As can be seen in this study, B. sericea ethanolic extracts which present the antioxidant compounds geraniin, rutin, isoquercetin, kaempferol-3-O-rutinoside and quercetin were able to protect PC12 cells from oxidative damage induced by 6-OHDA at very low concentrations compared to studies with these compounds isolated [43,44,45] showing that probably the synergism between antioxidant compounds is more effective in relation to isolated compounds. In the present study, the action of isolated flavonoid compounds was not evaluated, which would be important to prove their synergistic effect on the BSEE extract. However, in view of the identification and quantification of flavonoid compounds in the BSEE extract, this synergistic effect must be considered.

The involvement of nitric oxide (NO) in the degeneration of dopaminergic neurons in the nigrostriatal pathway is reported in the literature.
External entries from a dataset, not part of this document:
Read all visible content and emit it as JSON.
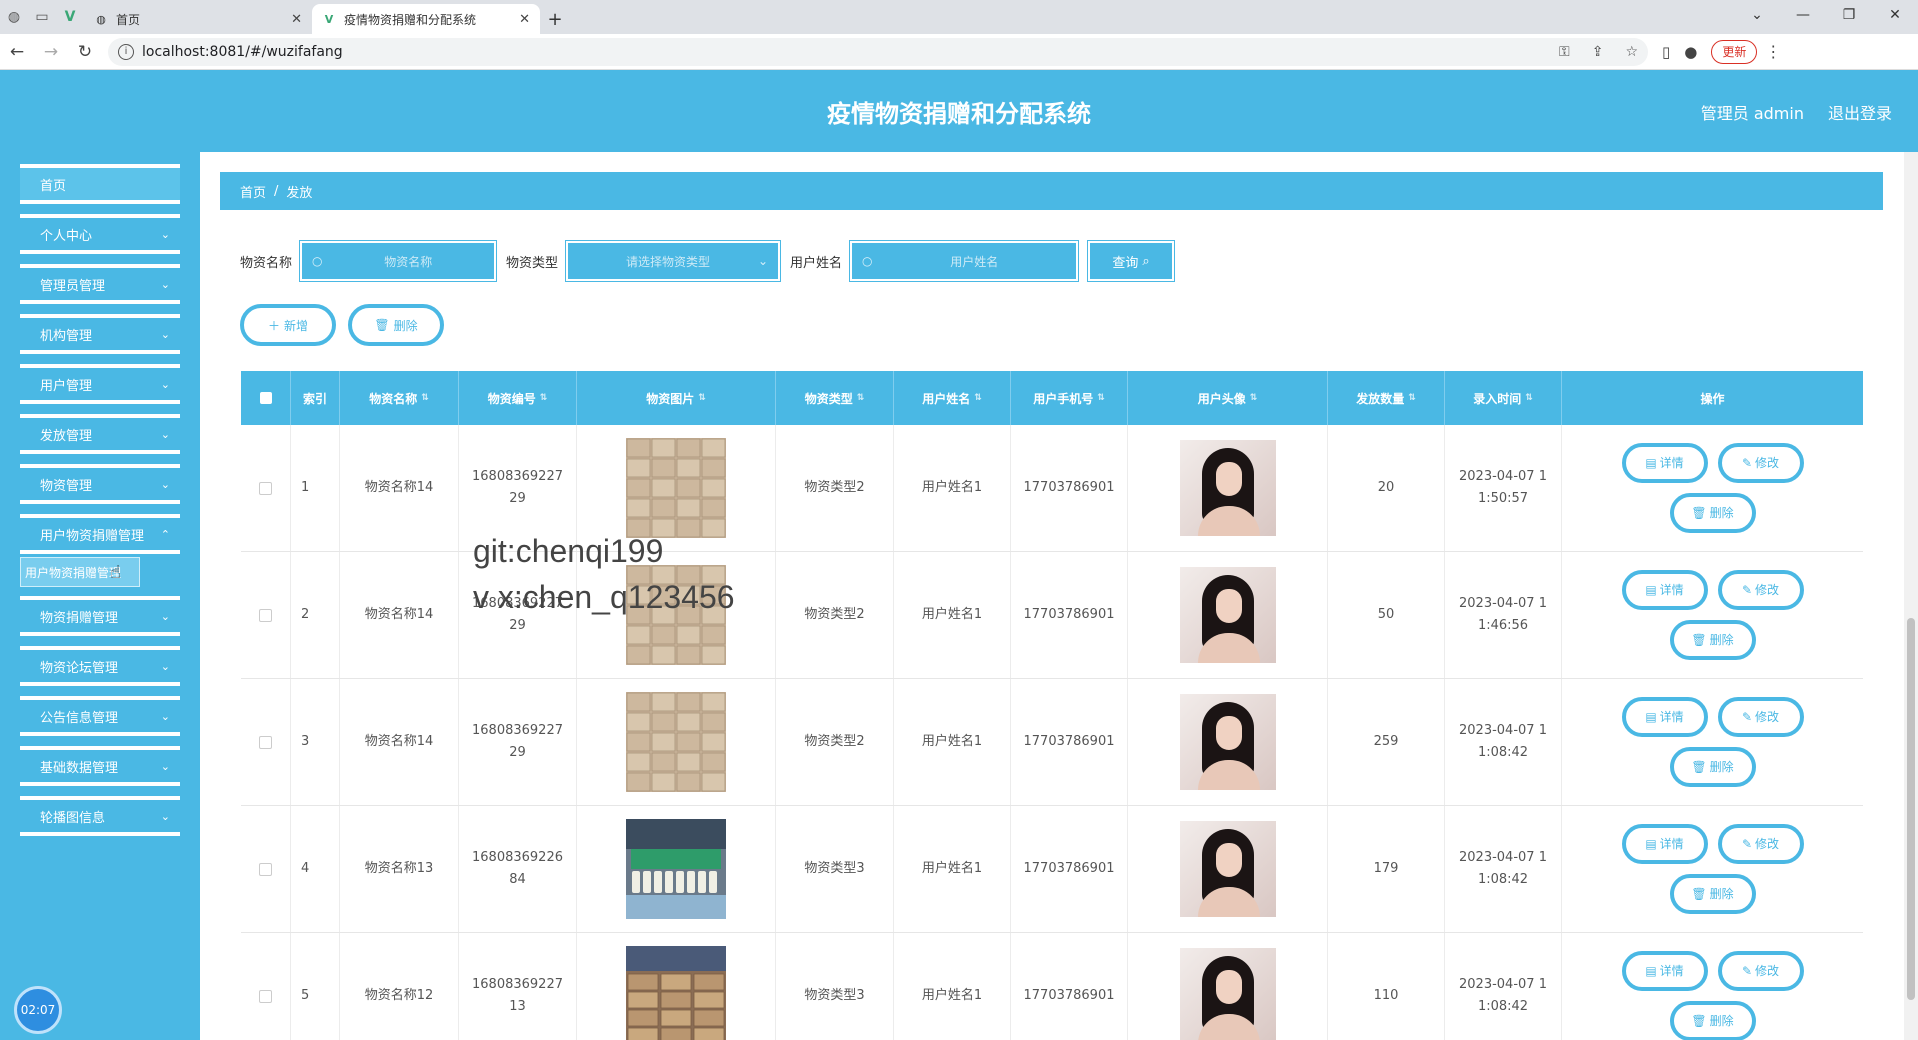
{
  "browser": {
    "tabs": [
      {
        "title": "首页",
        "active": false
      },
      {
        "title": "疫情物资捐赠和分配系统",
        "active": true
      }
    ],
    "url": "localhost:8081/#/wuzifafang",
    "update_label": "更新"
  },
  "header": {
    "title": "疫情物资捐赠和分配系统",
    "role_user": "管理员 admin",
    "logout": "退出登录"
  },
  "sidebar": {
    "items": [
      {
        "label": "首页"
      },
      {
        "label": "个人中心"
      },
      {
        "label": "管理员管理"
      },
      {
        "label": "机构管理"
      },
      {
        "label": "用户管理"
      },
      {
        "label": "发放管理"
      },
      {
        "label": "物资管理"
      },
      {
        "label": "用户物资捐赠管理"
      },
      {
        "label": "物资捐赠管理"
      },
      {
        "label": "物资论坛管理"
      },
      {
        "label": "公告信息管理"
      },
      {
        "label": "基础数据管理"
      },
      {
        "label": "轮播图信息"
      }
    ],
    "submenu_label": "用户物资捐赠管理",
    "clock": "02:07"
  },
  "breadcrumb": {
    "home": "首页",
    "sep": "/",
    "current": "发放"
  },
  "search": {
    "name_label": "物资名称",
    "name_placeholder": "物资名称",
    "type_label": "物资类型",
    "type_placeholder": "请选择物资类型",
    "user_label": "用户姓名",
    "user_placeholder": "用户姓名",
    "query_button": "查询"
  },
  "actions": {
    "add": "新增",
    "delete": "删除"
  },
  "table": {
    "headers": [
      "索引",
      "物资名称",
      "物资编号",
      "物资图片",
      "物资类型",
      "用户姓名",
      "用户手机号",
      "用户头像",
      "发放数量",
      "录入时间",
      "操作"
    ],
    "rows": [
      {
        "idx": "1",
        "name": "物资名称14",
        "code1": "16808369227",
        "code2": "29",
        "type": "物资类型2",
        "user": "用户姓名1",
        "phone": "17703786901",
        "qty": "20",
        "time1": "2023-04-07 1",
        "time2": "1:50:57",
        "img": "boxes"
      },
      {
        "idx": "2",
        "name": "物资名称14",
        "code1": "16808369227",
        "code2": "29",
        "type": "物资类型2",
        "user": "用户姓名1",
        "phone": "17703786901",
        "qty": "50",
        "time1": "2023-04-07 1",
        "time2": "1:46:56",
        "img": "boxes"
      },
      {
        "idx": "3",
        "name": "物资名称14",
        "code1": "16808369227",
        "code2": "29",
        "type": "物资类型2",
        "user": "用户姓名1",
        "phone": "17703786901",
        "qty": "259",
        "time1": "2023-04-07 1",
        "time2": "1:08:42",
        "img": "boxes"
      },
      {
        "idx": "4",
        "name": "物资名称13",
        "code1": "16808369226",
        "code2": "84",
        "type": "物资类型3",
        "user": "用户姓名1",
        "phone": "17703786901",
        "qty": "179",
        "time1": "2023-04-07 1",
        "time2": "1:08:42",
        "img": "bottles"
      },
      {
        "idx": "5",
        "name": "物资名称12",
        "code1": "16808369227",
        "code2": "13",
        "type": "物资类型3",
        "user": "用户姓名1",
        "phone": "17703786901",
        "qty": "110",
        "time1": "2023-04-07 1",
        "time2": "1:08:42",
        "img": "warehouse"
      }
    ],
    "op_detail": "详情",
    "op_edit": "修改",
    "op_delete": "删除"
  },
  "watermark": {
    "line1": "git:chenqi199",
    "line2": "v x:chen_q123456"
  },
  "colors": {
    "primary": "#4ab8e4"
  }
}
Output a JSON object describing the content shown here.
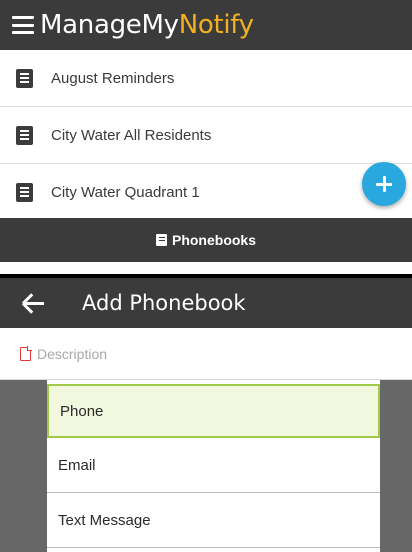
{
  "app": {
    "brand_part1": "ManageMy",
    "brand_part2": "Notify"
  },
  "phonebook_list": {
    "items": [
      {
        "label": "August Reminders"
      },
      {
        "label": "City Water All Residents"
      },
      {
        "label": "City Water Quadrant 1"
      }
    ]
  },
  "bottom_nav": {
    "label": "Phonebooks"
  },
  "add_phonebook": {
    "title": "Add Phonebook",
    "description_placeholder": "Description"
  },
  "dropdown": {
    "selected": "Phone",
    "options": [
      "Phone",
      "Email",
      "Text Message"
    ]
  },
  "colors": {
    "appbar_bg": "#3b3b3b",
    "brand_accent": "#f2b021",
    "fab_blue": "#29a8e0",
    "selected_bg": "#f1f8de",
    "selected_border": "#a3c94a",
    "description_icon": "#e03a3a"
  },
  "icons": {
    "menu": "hamburger-icon",
    "list_item": "document-icon",
    "fab": "plus-icon",
    "nav": "phonebook-icon",
    "back": "back-arrow-icon",
    "description": "file-icon"
  }
}
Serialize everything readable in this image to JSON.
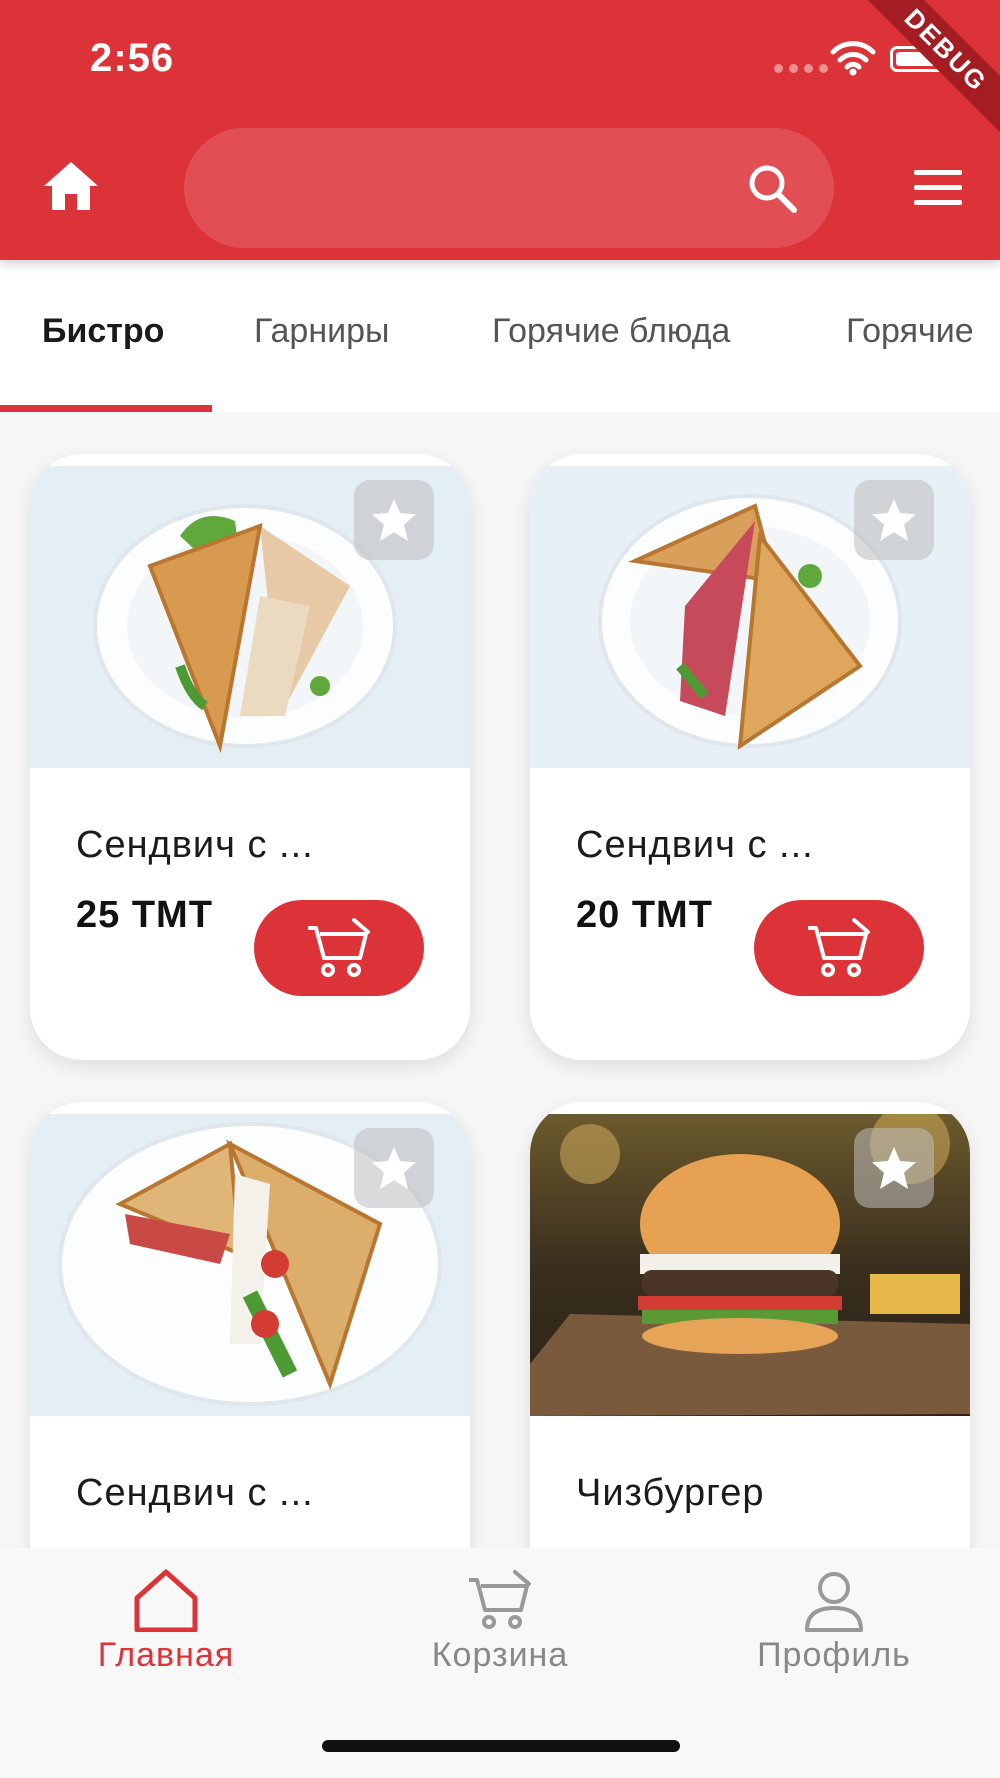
{
  "status_bar": {
    "time": "2:56",
    "debug_label": "DEBUG"
  },
  "header": {
    "home_icon": "home-icon",
    "search_placeholder": "",
    "search_icon": "search-icon",
    "menu_icon": "menu-icon"
  },
  "tabs": [
    {
      "label": "Бистро",
      "active": true
    },
    {
      "label": "Гарниры",
      "active": false
    },
    {
      "label": "Горячие блюда",
      "active": false
    },
    {
      "label": "Горячие",
      "active": false
    }
  ],
  "products": [
    {
      "name": "Сендвич с ...",
      "price": "25 TMT",
      "image": "sandwich-chicken"
    },
    {
      "name": "Сендвич с ...",
      "price": "20 TMT",
      "image": "sandwich-sausage"
    },
    {
      "name": "Сендвич с ...",
      "price": "",
      "image": "sandwich-vegetable"
    },
    {
      "name": "Чизбургер",
      "price": "",
      "image": "cheeseburger"
    }
  ],
  "bottom_nav": [
    {
      "label": "Главная",
      "icon": "home-outline-icon",
      "active": true
    },
    {
      "label": "Корзина",
      "icon": "cart-icon",
      "active": false
    },
    {
      "label": "Профиль",
      "icon": "profile-icon",
      "active": false
    }
  ],
  "colors": {
    "primary": "#dc3338",
    "background": "#f6f6f6",
    "inactive": "#888888"
  }
}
Gouda and Cho [46], demonstrated an increase in the expression of neuronal nitric oxide synthase (nNOS) and NF-κB in PC12 cells exposed to 6-OHDA. In this work, 6-OHDA increased the nitrite levels, however when cells were pre-treated with BSEE, nitrite levels were decreased. This action may have occurred due to a regulation in the expression of the genes that encode NOS, for example, via NF-κB and/or its free radical scavenging activity, which culminated in the NO reduction [47]. The availability of antioxidant compounds containing free hydroxyl groups enables BSEE to donate electrons to RNS, and subsequently leading to the reduction of nitrite levels [48].

GSH reduction is observed in the brain of post mortem PD patient, so, considering that GSH is the main intracellular antioxidant compound [49], the GSH reduction favors oxidative stress, mitochondrial dysfunction and consequently cell death [5051]. In this study 6-OHDA decreased GSH levels, possibly due to the increase ROS. When cells were pretreated with BSEE, GSH levels increased 2-fold. Corroborating this data, it has already been demonstrated that quercetin is able to increase the levels of GSH in the brain of animals submitted to an experimental model of PD [5253].

Overproduction of ROS can trigger both the intrinsic mitochondrial pathway and the extrinsic death receptor pathway of apoptosis [5455]. In our study was possible to verify that, at least in part, 6-OHDA-induced cell death occurred by apoptosis. The pretreatment with BSEE decreased the number of apoptotic cells. The BSEE cytoprotection may be associated with the presence of the phenolic compounds, which are capable of scavenging free radicals, as well as inducing the activation of anti-apoptotic proteins as Bcl-2 and decrease pro-apoptotic protein as Bax [45, 5556]. BSEE cytoprotective effects can be explained by antioxidant mechanisms associated with the flavonoids present in the BSEE such as, the modulation of inducible nitric oxide synthase (iNOS) and NADPH oxidase 2, ROS scavenging activity, modulation of the antioxidant enzymes. Another important mechanism is the oxidation of flavonoids by ROS and reactive nitrogen species (RNS) which form electrophilic quinone that can activate the Nrf2 transcription [5758].

Conclusion

Through this study, it can be stated that the BSEE exert a cytoprotective action in the experimental cell model of PD, protecting cells from damage caused by oxidative stress, and apoptosis induced by 6-OHDA. The Byrsonia sericea extract has potential to be used as an adjuvant therapy in the treatment of PD. However, the effectiveness of the extract and its active compounds should be investigated using in vivo models of PD in the future.